In fact we have made huge advances in helping disabled people to live more fully as fellow-citizens. The fact that Mary found a place in a good community school, and later in university, says a lot for our advances both in teaching and in tolerance in the last century.
In the past, some societies let such children die, or even hastened their death. In others, the care of them was mainly custodial; in other words they were protected from harm but not educated. Binet devised the first intelligence tests
to ascertain children’s level of teachability. Many were considered incapable of learning to read, who today would become competent readers. We have made progress in teaching even autistic children. This demands well-motivated staff with well-focussed training and an understanding of how much we can expect of children.
It is important not to put tight limits on our expectations. Working in a school for children with special needs, we, the staff, cherished two ambitions: to give finely focussed help to those who had specific difficulties in learning; and to save them from being labelled.
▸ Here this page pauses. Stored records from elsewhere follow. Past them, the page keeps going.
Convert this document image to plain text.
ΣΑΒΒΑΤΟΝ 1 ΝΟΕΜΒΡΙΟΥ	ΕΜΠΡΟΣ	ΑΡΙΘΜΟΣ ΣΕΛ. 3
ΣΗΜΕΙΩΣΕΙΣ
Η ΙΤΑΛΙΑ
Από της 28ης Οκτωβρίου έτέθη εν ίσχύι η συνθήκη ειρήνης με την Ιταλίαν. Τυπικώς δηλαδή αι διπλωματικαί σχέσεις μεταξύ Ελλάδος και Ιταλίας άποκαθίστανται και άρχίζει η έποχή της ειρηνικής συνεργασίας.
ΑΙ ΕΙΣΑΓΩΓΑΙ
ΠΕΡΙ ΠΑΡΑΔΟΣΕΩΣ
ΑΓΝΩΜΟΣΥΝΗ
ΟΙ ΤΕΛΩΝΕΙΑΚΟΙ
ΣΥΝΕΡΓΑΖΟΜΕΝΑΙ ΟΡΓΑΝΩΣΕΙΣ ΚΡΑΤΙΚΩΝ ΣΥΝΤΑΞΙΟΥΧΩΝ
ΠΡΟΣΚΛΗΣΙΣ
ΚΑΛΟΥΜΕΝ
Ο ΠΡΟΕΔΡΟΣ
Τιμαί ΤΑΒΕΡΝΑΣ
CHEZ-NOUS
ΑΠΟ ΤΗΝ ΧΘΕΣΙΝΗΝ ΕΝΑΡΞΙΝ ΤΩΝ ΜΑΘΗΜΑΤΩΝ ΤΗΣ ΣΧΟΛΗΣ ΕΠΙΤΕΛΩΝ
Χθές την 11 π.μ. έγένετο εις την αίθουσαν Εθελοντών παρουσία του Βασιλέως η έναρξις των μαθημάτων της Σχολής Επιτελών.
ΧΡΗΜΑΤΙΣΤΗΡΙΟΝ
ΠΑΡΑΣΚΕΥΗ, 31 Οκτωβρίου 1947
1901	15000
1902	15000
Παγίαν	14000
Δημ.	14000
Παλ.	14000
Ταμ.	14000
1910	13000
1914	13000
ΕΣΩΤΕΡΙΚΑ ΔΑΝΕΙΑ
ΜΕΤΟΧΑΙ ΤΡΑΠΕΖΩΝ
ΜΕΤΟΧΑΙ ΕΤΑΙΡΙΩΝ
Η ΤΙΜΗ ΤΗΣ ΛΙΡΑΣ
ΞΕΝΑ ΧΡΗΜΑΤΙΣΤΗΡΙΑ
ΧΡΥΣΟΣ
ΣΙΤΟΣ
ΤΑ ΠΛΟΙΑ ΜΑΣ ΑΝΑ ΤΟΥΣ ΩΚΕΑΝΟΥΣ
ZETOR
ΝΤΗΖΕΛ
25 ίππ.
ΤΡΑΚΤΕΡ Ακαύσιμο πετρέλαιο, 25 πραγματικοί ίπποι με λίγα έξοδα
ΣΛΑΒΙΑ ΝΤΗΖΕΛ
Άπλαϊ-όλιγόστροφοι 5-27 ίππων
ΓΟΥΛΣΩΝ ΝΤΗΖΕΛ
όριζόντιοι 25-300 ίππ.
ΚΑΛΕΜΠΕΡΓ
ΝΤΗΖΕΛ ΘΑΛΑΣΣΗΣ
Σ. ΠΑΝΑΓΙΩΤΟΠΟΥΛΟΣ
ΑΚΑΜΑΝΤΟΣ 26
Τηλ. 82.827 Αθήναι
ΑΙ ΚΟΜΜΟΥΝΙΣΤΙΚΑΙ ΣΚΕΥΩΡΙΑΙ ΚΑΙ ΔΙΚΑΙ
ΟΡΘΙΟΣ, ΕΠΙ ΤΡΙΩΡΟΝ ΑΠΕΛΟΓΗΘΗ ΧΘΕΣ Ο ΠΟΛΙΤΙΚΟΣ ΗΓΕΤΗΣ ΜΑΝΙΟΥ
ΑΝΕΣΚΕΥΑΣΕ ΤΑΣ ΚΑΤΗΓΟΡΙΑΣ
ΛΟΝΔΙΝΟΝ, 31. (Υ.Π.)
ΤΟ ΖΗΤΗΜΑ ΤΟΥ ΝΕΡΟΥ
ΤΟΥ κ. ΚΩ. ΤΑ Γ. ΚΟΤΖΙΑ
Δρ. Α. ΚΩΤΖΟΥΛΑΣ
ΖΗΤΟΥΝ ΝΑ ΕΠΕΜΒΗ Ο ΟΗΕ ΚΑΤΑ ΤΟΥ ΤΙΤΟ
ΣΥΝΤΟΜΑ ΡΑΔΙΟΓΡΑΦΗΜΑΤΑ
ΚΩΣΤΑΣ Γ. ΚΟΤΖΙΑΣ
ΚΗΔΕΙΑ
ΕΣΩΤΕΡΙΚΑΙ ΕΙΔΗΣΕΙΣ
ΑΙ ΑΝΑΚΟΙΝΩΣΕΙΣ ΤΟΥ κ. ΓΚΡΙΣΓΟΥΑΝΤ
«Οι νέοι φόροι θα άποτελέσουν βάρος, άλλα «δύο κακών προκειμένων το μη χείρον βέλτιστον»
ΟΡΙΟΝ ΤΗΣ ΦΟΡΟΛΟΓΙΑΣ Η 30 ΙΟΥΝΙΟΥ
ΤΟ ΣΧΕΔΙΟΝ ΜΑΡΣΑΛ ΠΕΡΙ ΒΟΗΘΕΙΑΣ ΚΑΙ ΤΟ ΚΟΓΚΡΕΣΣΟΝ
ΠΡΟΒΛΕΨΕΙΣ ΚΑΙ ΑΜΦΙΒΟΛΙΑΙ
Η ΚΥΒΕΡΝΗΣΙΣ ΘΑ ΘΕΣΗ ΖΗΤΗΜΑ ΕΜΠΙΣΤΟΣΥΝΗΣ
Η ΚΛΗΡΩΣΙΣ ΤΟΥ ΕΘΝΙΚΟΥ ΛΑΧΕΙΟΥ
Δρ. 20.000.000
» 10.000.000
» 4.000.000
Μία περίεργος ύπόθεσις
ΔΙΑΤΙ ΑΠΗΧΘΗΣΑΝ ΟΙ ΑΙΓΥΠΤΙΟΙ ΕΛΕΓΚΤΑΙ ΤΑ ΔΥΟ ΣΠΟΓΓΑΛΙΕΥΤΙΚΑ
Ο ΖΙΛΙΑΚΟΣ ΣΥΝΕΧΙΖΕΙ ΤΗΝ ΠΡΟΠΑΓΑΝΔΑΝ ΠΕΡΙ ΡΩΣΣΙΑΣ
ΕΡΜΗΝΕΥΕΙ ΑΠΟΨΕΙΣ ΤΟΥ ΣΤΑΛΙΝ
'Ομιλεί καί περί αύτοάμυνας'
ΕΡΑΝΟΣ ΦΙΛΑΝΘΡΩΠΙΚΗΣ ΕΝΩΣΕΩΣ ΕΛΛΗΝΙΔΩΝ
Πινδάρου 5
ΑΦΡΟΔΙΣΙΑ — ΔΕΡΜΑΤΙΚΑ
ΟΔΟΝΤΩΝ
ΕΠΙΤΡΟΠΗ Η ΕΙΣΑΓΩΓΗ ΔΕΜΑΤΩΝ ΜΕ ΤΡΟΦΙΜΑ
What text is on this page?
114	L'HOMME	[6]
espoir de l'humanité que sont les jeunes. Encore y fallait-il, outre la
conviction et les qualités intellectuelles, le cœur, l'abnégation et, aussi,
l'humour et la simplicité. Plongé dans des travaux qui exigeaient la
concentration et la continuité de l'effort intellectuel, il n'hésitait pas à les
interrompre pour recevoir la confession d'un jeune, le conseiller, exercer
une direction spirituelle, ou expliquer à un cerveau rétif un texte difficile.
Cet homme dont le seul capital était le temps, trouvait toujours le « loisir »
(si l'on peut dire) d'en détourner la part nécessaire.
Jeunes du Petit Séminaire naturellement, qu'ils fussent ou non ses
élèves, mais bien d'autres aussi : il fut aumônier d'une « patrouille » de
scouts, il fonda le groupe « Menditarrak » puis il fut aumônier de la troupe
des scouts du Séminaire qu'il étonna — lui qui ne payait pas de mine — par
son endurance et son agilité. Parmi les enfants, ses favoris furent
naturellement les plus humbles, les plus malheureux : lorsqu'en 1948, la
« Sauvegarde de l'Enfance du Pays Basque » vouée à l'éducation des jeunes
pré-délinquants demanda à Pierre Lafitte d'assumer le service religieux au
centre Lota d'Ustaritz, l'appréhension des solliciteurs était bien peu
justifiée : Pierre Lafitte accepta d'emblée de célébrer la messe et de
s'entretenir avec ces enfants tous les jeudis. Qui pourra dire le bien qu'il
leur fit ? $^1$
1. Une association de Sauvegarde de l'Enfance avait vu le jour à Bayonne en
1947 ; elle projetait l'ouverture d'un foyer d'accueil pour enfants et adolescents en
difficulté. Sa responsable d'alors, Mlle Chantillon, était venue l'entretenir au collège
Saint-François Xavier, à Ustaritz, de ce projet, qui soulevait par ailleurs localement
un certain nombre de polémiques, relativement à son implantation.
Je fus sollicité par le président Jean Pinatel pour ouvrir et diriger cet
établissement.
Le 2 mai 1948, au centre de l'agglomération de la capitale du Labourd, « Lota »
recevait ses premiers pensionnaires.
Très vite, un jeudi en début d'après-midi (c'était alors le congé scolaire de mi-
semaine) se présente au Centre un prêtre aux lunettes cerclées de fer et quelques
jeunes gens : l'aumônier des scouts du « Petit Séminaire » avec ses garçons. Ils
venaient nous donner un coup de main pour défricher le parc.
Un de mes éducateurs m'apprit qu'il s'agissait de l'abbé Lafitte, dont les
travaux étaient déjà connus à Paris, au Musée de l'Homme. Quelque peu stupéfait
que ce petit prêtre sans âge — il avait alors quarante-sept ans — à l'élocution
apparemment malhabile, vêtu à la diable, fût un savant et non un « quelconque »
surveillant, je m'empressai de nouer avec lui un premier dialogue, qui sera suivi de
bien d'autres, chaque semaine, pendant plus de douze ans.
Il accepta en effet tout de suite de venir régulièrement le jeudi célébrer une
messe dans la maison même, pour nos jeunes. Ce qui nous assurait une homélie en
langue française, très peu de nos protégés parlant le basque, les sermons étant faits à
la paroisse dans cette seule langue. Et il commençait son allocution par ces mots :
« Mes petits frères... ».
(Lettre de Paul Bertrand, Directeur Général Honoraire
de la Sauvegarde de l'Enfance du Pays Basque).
A label can be dangerous and self-fulfilling.
Like those without any clear disability, special needs come in various shapes and sizes: some needy children are affectionate, some are resentful, some are more easily loved than others. They cannot be defined by their disability, any more than another citizen can be defined by saying he is left-handed, or brown-eyed. I am blue-eyed; that does not define me. If Fiona has Down syndrome, it does not define her. There is more to her than meets the eye.
What does a label say? It indicates some of the things that the disabled child cannot do. But you do not know half of the things that they can do, or the language in which they might express them, or the feelings that stir in them, mostly unexpressed. Labels are always inadequate.
Jean Vanier has built his L’Arche communities on the conviction that whether we are labelled healthy or handicapped, we are all wounded healers. We all carry scars and need help; but also, we all, including the Down syndrome and brain-damaged children, can help and heal.
The Pope is speaking not just of children at school, but of all people with disabilities, including adults. How can they be helped to live in a way worthy of their physical and social condition?
In Gaelic Ireland, people who would now be seen as intellectually challenged, were called duine le Dia, a lovely title, stressing that their innocence kept them close to God. It showed respect and love. But the self-respect which stems from a sense of contributing to society is harder to foster.
In the developed world, unskilled jobs are fewer than before. But when account is taken of the real capacities of people suffering from a specific disability, we have found many ways of employing those who are visually impaired, or in wheelchairs. What we are praying for this month is a warm acceptance of these fellow-citizens for all that they can contribute to society.
Apart from schooling and work, we look for a fuller leisure life for all with disabilities. The splendid organization of the Special Olympics has opened competitive sport to youngsters who in the past would have been excluded. And much thought and care are going into opening the possibility of a loving sexual life to those who in the past would have been too easily exploited. There is much work in progress, plenty to pray about.